Varieties of Asian pear tree (Pyrus pyrifolia)

There are a few ways to group Asian pear tree varieties. The most common one and useful for home gardeners will be dividing Asian pear cultivars into 3 groups depending on their fruit ripening time.
Asian pears ripen in different times starting from mid summer till late autumn.
Early ripening asian pear tree varieties (July-August): Kosui, Shinseiki, Chojuro, Ichiban, Hamese.
Mid season ripening (late summer-beginning of fall): Shinko, Hosui, Yoinashi, 20th Century (Nijisseiki) Asian Pear tree.
Late season (ripens in October-November) – Korean Giant (Olympian), Tsu Li, Sauri.
Asian pear tree

Asian pear tree (Pyrus pyrifolia) Common Pests/Diseases

The best defense against pests and diseases is to provide the plants with lots of sun, air drainage, adequate water drainage for the soil, and deep supplemental irrigation in the summer.

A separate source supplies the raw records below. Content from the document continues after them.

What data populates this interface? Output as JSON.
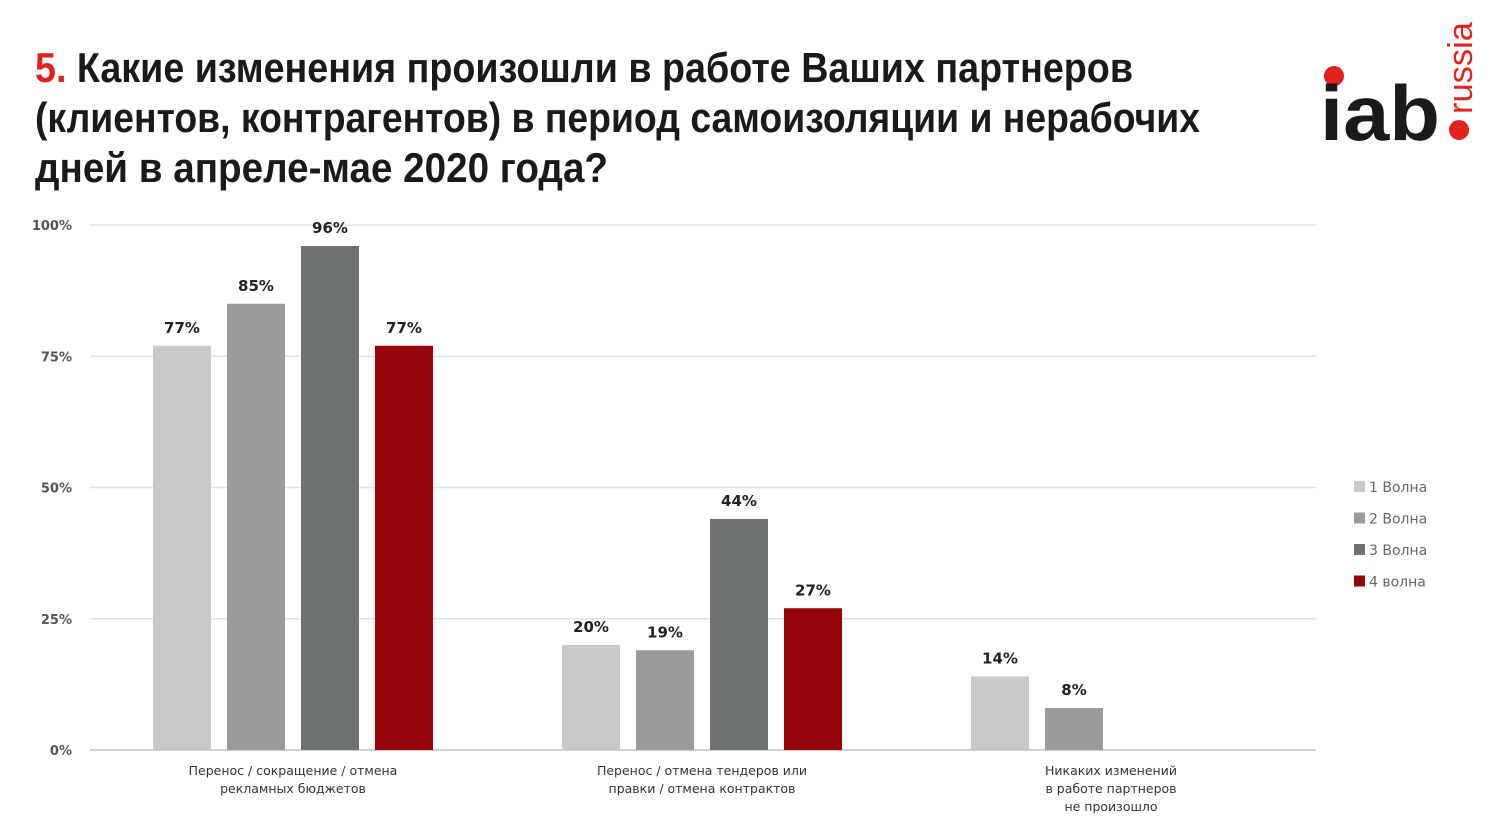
{
  "title": {
    "number": "5.",
    "lines": [
      "Какие изменения произошли в работе Ваших партнеров",
      "(клиентов, контрагентов) в период самоизоляции и нерабочих",
      "дней в апреле-мае 2020 года?"
    ]
  },
  "logo": {
    "main": "iab",
    "sub": "russia"
  },
  "colors": {
    "accent": "#e0231f",
    "title": "#1a1a1a"
  },
  "chart_data": {
    "type": "bar",
    "title": "Какие изменения произошли в работе Ваших партнеров (клиентов, контрагентов) в период самоизоляции и нерабочих дней в апреле-мае 2020 года?",
    "categories": [
      [
        "Перенос / сокращение / отмена",
        "рекламных бюджетов"
      ],
      [
        "Перенос / отмена тендеров или",
        "правки / отмена контрактов"
      ],
      [
        "Никаких изменений",
        "в работе партнеров",
        "не произошло"
      ]
    ],
    "series": [
      {
        "name": "1 Волна",
        "color": "#c9c9c9",
        "values": [
          77,
          20,
          14
        ],
        "labels": [
          "77%",
          "20%",
          "14%"
        ]
      },
      {
        "name": "2 Волна",
        "color": "#9b9b9b",
        "values": [
          85,
          19,
          8
        ],
        "labels": [
          "85%",
          "19%",
          "8%"
        ]
      },
      {
        "name": "3 Волна",
        "color": "#6d7370",
        "values": [
          96,
          44,
          null
        ],
        "labels": [
          "96%",
          "44%",
          null
        ]
      },
      {
        "name": "4 волна",
        "color": "#960608",
        "values": [
          77,
          27,
          null
        ],
        "labels": [
          "77%",
          "27%",
          null
        ]
      }
    ],
    "yticks": [
      0,
      25,
      50,
      75,
      100
    ],
    "ytick_labels": [
      "0%",
      "25%",
      "50%",
      "75%",
      "100%"
    ],
    "ylim": [
      0,
      100
    ],
    "grid": true,
    "legend": "right",
    "xlabel": "",
    "ylabel": ""
  }
}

Pears are susceptible to certain diseases and pests, and monitoring for problems is a good idea.
Good garden hygiene is also important. Use sharp, clean pruners to prevent damage and the spread of disease from other plants. Cleaning up dead leaves beneath the plants in the spring is also a good practice. This will help eliminate any diseases or pests which may have overwintered there.
Asian pear tree

Harvesting and Storing Asian Pears

Asian pear trees hold their fruit until completely ripe in mid to late autumn, depending on variety. When wind knocks a few fruits to the ground, I start testing for ripeness by rocking fruits back and forth in my hand. Those that break off naturally are ripe. Asian pears bruise easily, so I handle them like eggs while gathering and cleaning them. The ripe fruits must be stored in the refrigerator, or they will deteriorate quickly. A tree's worth of fruits will overrun a fridge, though it's easy to make good trades with this gourmet fruit. Still, there are extras. Of the many methods I've tried for preserving Asian pears, I like drying best. A quick run through the dehydrator concentrates the sugars in Asian pear slices while causing the crisp flesh to change to leathery. The result is a delicious dried fruit to eat out of hand or add to hot cooked cereals. Cut into small tidbits, dried Asian pear can be substituted for raisins in most recipes.

Asian pear tree (Pyrus pyrifolia) Companion Plants

Pear trees can be susceptible to pests, so surround them with companion plants that counteract that: Try clover, african marigolds, nasturtiums, borage, bee balm, beans, or peas.